CHANGES TO THE TERMS
Effex may revise these Terms at any time and in its sole discretion. New changes shall apply to any future orders of the Customer and do not apply to existing orders.
GENERAL PROVISIONS
Entire Agreement
These Terms set out the entire agreement between Effex and Customer with respect to the subject matter of these Terms and supersedes all prior oral and written agreements, arrangements or understandings between them. Effex and Customer acknowledge that they are not relying on any previous representation, agreement, term or condition which is not set out in these Terms.
No Partnership
Nothing in these Terms is intended to or shall operate to create a partnership or joint venture of any kind between the parties or either of them, or to authorize either party to act as agent for the other party for any purpose.
Waiver of Rights
The Customer unconditionally waives any rights it may have to claim damages against Effex on the basis of any oral or written statement made by Effex or by its legal advisers (whether made carelessly or not) that is not set out or referred to in these Terms, unless such statement was made or given fraudulently.
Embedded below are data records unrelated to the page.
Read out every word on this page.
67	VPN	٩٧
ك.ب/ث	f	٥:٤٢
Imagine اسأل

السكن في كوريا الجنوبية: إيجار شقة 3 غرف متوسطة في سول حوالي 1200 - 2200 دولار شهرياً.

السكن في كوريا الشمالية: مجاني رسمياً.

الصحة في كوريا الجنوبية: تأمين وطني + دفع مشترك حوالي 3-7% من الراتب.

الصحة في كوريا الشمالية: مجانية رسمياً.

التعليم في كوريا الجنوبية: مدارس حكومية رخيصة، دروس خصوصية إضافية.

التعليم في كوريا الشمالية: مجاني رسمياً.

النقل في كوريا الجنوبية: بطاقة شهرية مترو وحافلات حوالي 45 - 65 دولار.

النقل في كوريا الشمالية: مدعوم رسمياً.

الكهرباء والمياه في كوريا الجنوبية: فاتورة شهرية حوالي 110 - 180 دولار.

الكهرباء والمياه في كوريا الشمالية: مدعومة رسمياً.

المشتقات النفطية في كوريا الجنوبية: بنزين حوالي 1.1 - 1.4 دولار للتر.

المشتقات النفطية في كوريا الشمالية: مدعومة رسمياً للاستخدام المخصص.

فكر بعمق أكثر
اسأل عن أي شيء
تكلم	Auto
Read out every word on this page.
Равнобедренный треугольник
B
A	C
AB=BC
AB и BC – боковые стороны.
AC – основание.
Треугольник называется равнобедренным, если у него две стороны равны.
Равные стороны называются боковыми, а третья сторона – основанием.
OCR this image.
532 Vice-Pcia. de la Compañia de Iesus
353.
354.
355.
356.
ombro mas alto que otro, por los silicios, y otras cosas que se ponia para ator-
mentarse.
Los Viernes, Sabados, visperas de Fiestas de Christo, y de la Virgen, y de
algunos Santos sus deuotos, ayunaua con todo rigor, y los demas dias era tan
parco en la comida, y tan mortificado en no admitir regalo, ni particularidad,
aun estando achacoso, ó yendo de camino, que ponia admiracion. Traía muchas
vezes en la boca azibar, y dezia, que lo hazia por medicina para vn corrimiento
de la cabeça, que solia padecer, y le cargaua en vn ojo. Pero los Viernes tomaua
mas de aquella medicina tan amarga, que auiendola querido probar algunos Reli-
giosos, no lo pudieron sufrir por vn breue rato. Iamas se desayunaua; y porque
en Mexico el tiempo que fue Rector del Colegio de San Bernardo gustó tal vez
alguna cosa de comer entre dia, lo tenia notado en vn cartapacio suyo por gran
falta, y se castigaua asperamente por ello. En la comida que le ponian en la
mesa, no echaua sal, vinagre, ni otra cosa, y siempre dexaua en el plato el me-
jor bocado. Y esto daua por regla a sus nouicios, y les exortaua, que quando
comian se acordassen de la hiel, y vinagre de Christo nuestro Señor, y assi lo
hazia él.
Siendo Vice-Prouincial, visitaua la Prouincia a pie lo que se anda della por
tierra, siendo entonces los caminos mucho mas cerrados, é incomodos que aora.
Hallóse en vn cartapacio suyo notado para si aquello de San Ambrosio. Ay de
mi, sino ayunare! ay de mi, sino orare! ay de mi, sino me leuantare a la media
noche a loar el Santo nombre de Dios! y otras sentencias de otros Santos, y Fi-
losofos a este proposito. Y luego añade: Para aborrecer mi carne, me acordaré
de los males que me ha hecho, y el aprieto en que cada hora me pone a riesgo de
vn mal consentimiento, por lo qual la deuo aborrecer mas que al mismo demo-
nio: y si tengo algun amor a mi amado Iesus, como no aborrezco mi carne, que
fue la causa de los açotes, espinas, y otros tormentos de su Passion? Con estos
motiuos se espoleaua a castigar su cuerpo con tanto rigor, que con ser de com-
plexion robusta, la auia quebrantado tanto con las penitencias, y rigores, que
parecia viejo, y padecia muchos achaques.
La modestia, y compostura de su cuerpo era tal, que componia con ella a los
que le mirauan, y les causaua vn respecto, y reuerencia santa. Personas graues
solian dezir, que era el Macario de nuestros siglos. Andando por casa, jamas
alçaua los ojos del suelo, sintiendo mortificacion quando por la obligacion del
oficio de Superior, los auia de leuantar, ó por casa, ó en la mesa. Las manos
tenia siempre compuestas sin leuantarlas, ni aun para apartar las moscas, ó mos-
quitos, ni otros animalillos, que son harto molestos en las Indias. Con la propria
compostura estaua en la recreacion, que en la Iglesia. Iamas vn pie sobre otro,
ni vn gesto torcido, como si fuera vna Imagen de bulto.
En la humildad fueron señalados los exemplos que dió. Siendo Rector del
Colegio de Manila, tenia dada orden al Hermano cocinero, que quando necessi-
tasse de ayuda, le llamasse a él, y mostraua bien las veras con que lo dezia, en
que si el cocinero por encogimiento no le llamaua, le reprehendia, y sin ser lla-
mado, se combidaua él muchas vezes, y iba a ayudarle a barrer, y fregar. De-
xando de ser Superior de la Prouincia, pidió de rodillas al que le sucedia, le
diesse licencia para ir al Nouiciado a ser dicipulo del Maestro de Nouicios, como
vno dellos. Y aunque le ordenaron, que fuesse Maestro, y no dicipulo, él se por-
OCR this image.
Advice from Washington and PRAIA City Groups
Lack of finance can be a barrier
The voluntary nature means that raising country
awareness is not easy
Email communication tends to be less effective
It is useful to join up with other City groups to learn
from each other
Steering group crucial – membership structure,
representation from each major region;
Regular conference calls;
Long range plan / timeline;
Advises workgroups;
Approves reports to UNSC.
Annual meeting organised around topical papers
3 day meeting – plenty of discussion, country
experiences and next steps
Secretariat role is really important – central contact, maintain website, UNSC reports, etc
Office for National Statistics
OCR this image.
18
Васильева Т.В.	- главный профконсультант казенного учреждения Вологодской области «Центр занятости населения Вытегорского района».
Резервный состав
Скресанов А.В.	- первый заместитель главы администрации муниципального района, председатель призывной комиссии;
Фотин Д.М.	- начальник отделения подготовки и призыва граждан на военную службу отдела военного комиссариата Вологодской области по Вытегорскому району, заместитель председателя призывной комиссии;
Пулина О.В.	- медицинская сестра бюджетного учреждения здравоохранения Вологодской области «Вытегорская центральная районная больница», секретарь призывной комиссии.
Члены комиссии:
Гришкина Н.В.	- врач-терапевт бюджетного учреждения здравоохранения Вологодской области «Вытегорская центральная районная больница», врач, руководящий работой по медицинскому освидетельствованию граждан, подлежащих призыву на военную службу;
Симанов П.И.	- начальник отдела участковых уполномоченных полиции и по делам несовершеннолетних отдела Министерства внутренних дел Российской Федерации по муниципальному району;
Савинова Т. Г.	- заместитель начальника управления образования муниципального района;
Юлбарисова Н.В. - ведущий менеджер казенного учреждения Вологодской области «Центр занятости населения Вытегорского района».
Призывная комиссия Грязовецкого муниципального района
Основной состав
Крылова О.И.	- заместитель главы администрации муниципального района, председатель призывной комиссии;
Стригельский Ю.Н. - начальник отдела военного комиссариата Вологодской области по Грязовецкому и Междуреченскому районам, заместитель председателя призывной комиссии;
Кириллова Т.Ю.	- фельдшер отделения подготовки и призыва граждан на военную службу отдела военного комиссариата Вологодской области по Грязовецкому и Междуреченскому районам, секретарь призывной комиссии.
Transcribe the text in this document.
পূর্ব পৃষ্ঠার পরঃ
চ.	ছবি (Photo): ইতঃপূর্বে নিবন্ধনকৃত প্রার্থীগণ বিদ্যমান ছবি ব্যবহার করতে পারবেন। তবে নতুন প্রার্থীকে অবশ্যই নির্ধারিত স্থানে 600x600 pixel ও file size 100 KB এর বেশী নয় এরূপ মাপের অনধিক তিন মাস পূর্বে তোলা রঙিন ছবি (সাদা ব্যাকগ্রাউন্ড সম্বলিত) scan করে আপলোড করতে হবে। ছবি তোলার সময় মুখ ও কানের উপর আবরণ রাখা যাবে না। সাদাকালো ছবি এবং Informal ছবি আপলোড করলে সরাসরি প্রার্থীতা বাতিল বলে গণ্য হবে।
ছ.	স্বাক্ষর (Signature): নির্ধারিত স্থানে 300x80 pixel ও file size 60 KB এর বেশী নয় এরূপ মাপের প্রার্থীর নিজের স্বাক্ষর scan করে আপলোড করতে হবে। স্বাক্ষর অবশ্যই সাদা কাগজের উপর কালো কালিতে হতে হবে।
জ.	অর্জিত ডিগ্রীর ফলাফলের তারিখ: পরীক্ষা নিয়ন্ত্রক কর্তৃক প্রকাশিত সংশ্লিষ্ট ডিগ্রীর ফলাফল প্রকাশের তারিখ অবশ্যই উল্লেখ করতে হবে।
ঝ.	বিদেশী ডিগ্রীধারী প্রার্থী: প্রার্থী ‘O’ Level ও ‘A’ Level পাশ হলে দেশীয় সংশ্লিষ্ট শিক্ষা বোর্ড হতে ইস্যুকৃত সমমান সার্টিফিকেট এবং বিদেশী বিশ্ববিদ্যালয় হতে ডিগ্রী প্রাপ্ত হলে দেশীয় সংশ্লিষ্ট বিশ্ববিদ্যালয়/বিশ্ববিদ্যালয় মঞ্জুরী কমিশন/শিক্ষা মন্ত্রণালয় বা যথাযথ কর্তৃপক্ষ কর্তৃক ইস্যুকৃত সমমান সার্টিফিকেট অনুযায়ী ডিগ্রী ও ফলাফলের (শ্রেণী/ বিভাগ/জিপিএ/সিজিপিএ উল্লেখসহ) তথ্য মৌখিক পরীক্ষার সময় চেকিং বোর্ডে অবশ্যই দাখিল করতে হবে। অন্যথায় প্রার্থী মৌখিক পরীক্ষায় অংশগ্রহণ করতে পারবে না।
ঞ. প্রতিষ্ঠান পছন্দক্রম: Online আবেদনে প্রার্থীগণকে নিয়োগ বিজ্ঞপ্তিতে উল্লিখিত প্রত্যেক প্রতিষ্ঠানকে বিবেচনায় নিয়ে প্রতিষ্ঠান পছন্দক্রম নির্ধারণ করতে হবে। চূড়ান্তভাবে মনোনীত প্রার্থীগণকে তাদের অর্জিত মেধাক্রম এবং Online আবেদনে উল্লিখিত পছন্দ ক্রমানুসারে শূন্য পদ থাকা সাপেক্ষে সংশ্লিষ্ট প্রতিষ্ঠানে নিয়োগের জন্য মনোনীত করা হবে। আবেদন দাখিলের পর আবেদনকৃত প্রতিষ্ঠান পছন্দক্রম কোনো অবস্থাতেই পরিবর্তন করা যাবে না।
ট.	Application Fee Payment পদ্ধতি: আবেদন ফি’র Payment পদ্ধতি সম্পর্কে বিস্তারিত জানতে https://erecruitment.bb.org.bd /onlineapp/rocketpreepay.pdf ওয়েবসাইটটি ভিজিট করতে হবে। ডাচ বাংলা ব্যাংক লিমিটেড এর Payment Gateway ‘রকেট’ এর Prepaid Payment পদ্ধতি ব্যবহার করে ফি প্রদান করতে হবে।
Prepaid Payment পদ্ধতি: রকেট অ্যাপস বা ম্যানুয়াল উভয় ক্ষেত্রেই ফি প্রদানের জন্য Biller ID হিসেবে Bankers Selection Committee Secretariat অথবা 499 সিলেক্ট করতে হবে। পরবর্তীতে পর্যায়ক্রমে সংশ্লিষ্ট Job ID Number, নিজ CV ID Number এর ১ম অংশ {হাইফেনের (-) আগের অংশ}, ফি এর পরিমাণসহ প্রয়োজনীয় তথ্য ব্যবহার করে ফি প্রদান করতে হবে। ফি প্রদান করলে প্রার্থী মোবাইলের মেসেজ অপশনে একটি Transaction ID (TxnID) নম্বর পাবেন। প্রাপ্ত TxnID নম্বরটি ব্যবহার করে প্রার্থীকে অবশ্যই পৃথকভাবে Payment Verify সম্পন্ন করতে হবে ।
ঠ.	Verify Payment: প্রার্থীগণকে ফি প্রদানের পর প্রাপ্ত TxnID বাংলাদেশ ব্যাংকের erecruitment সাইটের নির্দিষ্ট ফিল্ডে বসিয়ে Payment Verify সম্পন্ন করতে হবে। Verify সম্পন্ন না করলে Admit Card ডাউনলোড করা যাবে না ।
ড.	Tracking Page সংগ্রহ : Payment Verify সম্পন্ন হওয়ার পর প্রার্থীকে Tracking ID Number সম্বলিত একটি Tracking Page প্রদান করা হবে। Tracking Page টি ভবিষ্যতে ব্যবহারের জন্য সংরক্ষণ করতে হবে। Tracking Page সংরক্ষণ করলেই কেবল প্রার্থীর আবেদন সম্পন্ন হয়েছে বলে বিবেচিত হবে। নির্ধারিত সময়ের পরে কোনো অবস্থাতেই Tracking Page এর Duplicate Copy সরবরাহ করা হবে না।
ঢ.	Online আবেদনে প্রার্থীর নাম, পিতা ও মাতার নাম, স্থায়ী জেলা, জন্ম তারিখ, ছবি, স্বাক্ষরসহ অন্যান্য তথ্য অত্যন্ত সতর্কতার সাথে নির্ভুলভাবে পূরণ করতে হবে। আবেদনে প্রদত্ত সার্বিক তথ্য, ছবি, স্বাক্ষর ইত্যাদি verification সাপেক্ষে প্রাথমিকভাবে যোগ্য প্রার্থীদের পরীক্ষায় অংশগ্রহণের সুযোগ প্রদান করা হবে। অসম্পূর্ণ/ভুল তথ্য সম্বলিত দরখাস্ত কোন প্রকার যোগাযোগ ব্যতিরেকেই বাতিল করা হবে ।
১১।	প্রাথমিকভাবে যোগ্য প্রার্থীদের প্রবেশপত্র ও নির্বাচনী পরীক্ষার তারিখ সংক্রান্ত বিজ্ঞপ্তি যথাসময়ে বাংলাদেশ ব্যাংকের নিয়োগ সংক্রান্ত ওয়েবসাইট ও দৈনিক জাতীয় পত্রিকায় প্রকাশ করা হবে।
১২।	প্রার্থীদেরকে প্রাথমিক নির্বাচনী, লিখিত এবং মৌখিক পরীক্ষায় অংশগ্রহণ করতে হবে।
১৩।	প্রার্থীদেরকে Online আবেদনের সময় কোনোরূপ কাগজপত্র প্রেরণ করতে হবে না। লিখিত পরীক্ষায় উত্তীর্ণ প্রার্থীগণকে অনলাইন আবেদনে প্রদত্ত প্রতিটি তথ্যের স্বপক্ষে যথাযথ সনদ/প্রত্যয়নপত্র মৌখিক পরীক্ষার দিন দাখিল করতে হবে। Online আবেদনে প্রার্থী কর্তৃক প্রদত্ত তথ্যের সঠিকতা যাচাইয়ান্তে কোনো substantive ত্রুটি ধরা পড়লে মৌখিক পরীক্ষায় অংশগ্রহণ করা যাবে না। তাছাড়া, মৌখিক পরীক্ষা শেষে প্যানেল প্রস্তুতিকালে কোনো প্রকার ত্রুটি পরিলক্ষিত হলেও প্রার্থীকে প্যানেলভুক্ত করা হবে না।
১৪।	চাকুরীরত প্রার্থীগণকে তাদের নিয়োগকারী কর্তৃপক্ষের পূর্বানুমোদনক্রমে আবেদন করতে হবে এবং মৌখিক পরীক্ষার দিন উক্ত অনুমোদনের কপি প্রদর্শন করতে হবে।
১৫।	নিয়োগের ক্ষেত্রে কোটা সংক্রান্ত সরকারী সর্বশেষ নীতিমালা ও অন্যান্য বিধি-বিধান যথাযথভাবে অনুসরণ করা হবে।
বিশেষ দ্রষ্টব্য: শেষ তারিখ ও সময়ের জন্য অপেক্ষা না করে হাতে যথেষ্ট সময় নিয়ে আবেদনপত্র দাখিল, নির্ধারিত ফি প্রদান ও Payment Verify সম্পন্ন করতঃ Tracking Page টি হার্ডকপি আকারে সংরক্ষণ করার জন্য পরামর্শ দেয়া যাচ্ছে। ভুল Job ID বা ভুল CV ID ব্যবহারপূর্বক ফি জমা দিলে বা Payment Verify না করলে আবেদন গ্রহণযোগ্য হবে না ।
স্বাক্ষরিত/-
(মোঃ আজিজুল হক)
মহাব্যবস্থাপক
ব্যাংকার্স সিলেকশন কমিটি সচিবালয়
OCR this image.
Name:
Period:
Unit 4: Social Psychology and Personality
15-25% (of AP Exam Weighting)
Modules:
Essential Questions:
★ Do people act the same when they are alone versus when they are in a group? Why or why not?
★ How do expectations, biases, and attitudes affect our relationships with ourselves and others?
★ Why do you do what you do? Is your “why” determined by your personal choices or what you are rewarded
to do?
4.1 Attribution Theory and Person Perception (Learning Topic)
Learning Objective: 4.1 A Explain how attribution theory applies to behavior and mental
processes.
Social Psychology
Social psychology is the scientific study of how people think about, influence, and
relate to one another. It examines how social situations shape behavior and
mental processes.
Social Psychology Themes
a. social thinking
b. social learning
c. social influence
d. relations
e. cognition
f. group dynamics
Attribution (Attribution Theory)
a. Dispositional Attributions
The Customer unconditionally waives any rights it may have to seek to rescind these Terms on the basis of any statement made by Effex (whether made carelessly or not), unless such statement was made fraudulently.
Assignment
The Customer shall not, without the prior written consent of Effex, assign, transfer, charge or deal in any other similar manner with these Terms or its rights or any part of them under Terms, subcontract any or all of its obligations under these Terms, or purport to do any of the same.
Invalidity and Severance
If any provision of these Terms is found by any court or administrative body of competent jurisdiction to be invalid or unenforceable, such invalidity or unenforceability shall not affect the other provisions of these Terms which shall remain in full force and effect.
Third Party Rights
Except for any Group Company no person who is not party to these Terms of business shall have any right to enforce any term of these Terms.